2.1 Machine Learning Models:
You will be trying out the following clustering algorithms in scikit-learn:
(a) K-Means
(b) Affinity Propagation
(c) DBSCAN
(d) Gaussian Mixture Model
(e) BIRCH
(f) Agglomerative Clustering
(g) Mean Shift
2.2 Tasks:
You should:
(i) Fit the clustering models on the datasets and predicts a cluster for each example in the
datasets. Build a 7-by-3 (7 clustering algorithms and 3 datasets) table to present the
scatter plots showing the clusters generated by each algorithm.
(ii) Write a paragraph to compare and analyse the results of the clustering algorithms on the
three datasets, highlight the characteristics of these algorithms.
3
3 Classification and Clustering (for AIML421 Students only)
[20 marks]
The real world often throws up situations in which we have a mountain of unlabelled data but
only relatively few examples with their labels. Ultimately this is because acquiring accurate
labels is expensive, since it often requires human expertise, whereas acquiring unlabelled data
is often automatic and cheap.
This part asks you to investigate whether it is possible to use features derived from unsupervised learning to enhance the predictions made by a supervised learner (in this case, a
Classifier). To do this, act as most of the data is missing its label: you will use the iris data and
split it with 95 percent as a test set, and only 5 percent is available for training. Set the seed for
splitting to get reproducible results. You need to:
• Use k-means with k=3 as the cluster method, run on the whole dataset, and add the
cluster label as a new column in X.
• For a hundred repeats:
– Randomly split the iris dataset (5:95 splitting as above);
– Train the GaussianNB() Classifier on the training data [a] without and [b] with the
new feature, i.e. the new column derived from clustering;
– Obtain the classification accuracy on the test set of [a] and [b].
3.1 Tasks:
You should then,
(i) Provide a scatterplot of the accuracy of [a] on the x-axis against the the accuracy of [b] on
the y-axis. The Titles and Axis labels for the plots are needed for clarity.

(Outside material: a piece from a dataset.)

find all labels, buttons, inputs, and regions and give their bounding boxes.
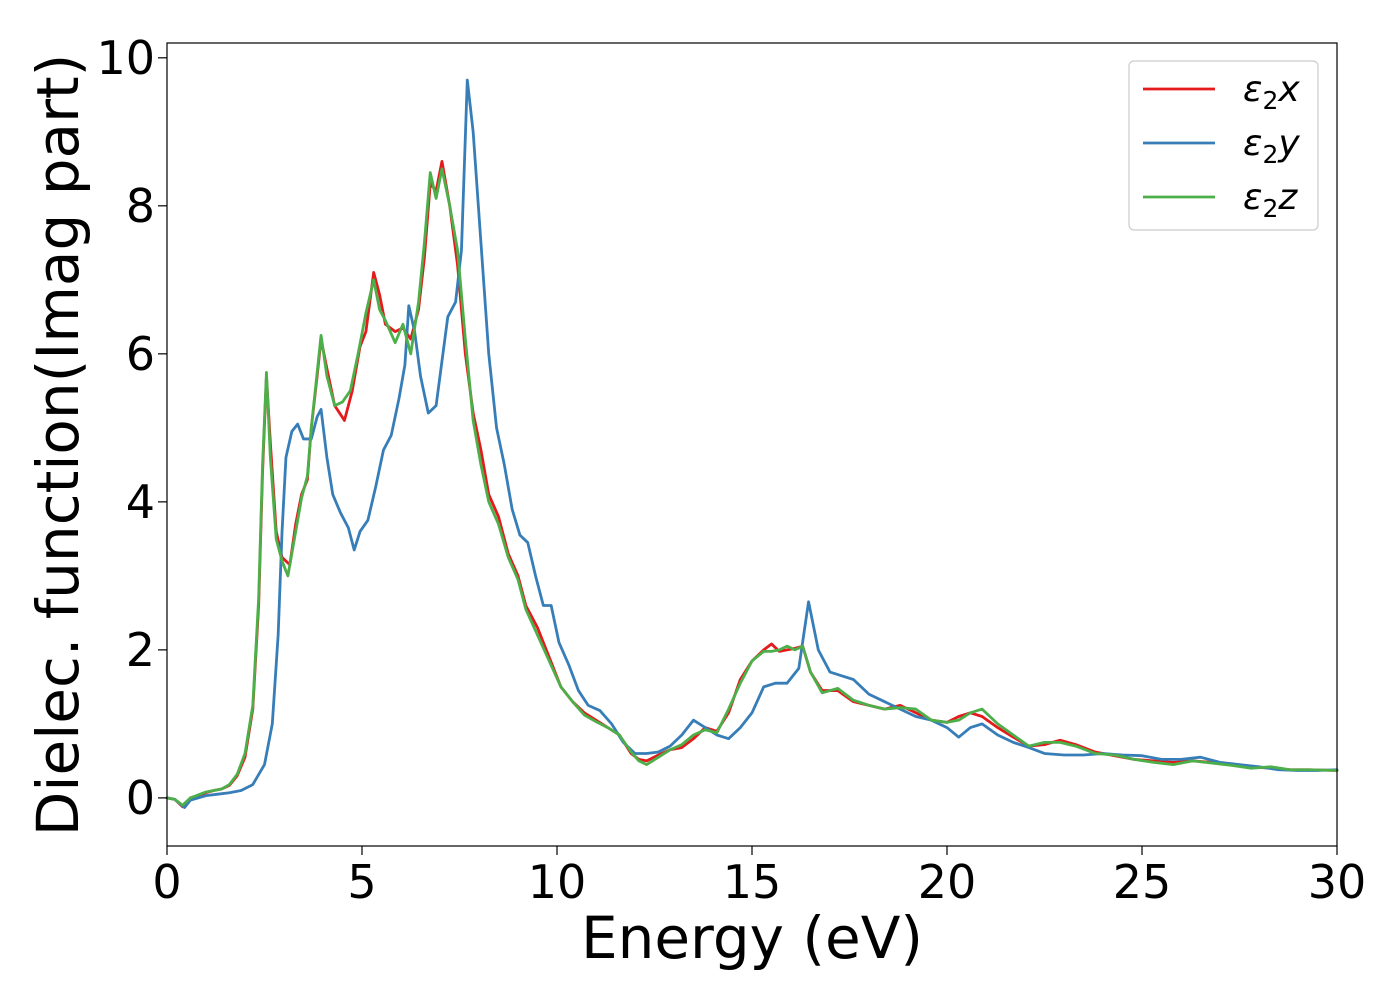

(ii) Write a paragraph explaining whether the new feature derived from unsupervised learning can enhance the classification predictions and why.
Assessment
Format: You can use any font to write the report, with a minimum of single spacing and 11
point size (hand writing is not permitted unless with approval from the lecturers). Reports are
expected to be 2-6 pages for COMP309 students and 2-8 pages for AIML421 students. Reports
exceeding the maximum page limit will be penalised.
Communication: A key skill required of a scientist is the ability to communicate effectively.
No matter the scientific merit of a report, if it is illegible, grammatically incorrect, mispunctuated, ambiguous, or contains misspellings, it is less effective and marks will be deducted.
Late Penalties: The assignment must be submitted on time unless you have made a prior
arrangement with the course coordinator or have a valid medical excuse (for minor illnesses it
is sufficient to discuss this with the course co-ordinator). The penalty for assignments that are
handed in late without prior arrangement is one grade reduction per day. Assignments that
are more than one week late will not be marked.
4
Plagiarism: Plagiarism in programming (copying someone else’s code) is just as serious as
written plagiarism, and is treated accordingly. Make sure you explicitly write down where
you got code from (and how much of it) if you use any other resources asides from the course
material. Using excessive amounts of others’ code may result in the loss of marks, but plagiarism could result in zero marks!
Submission
You are required to submit a single .pdf report PLUS the python code file (.ipynb or .py)
through the web submission system from the COMP309/AIML421 course website by the due
time. Provide a README.txt file if you use any non-standard python libraries.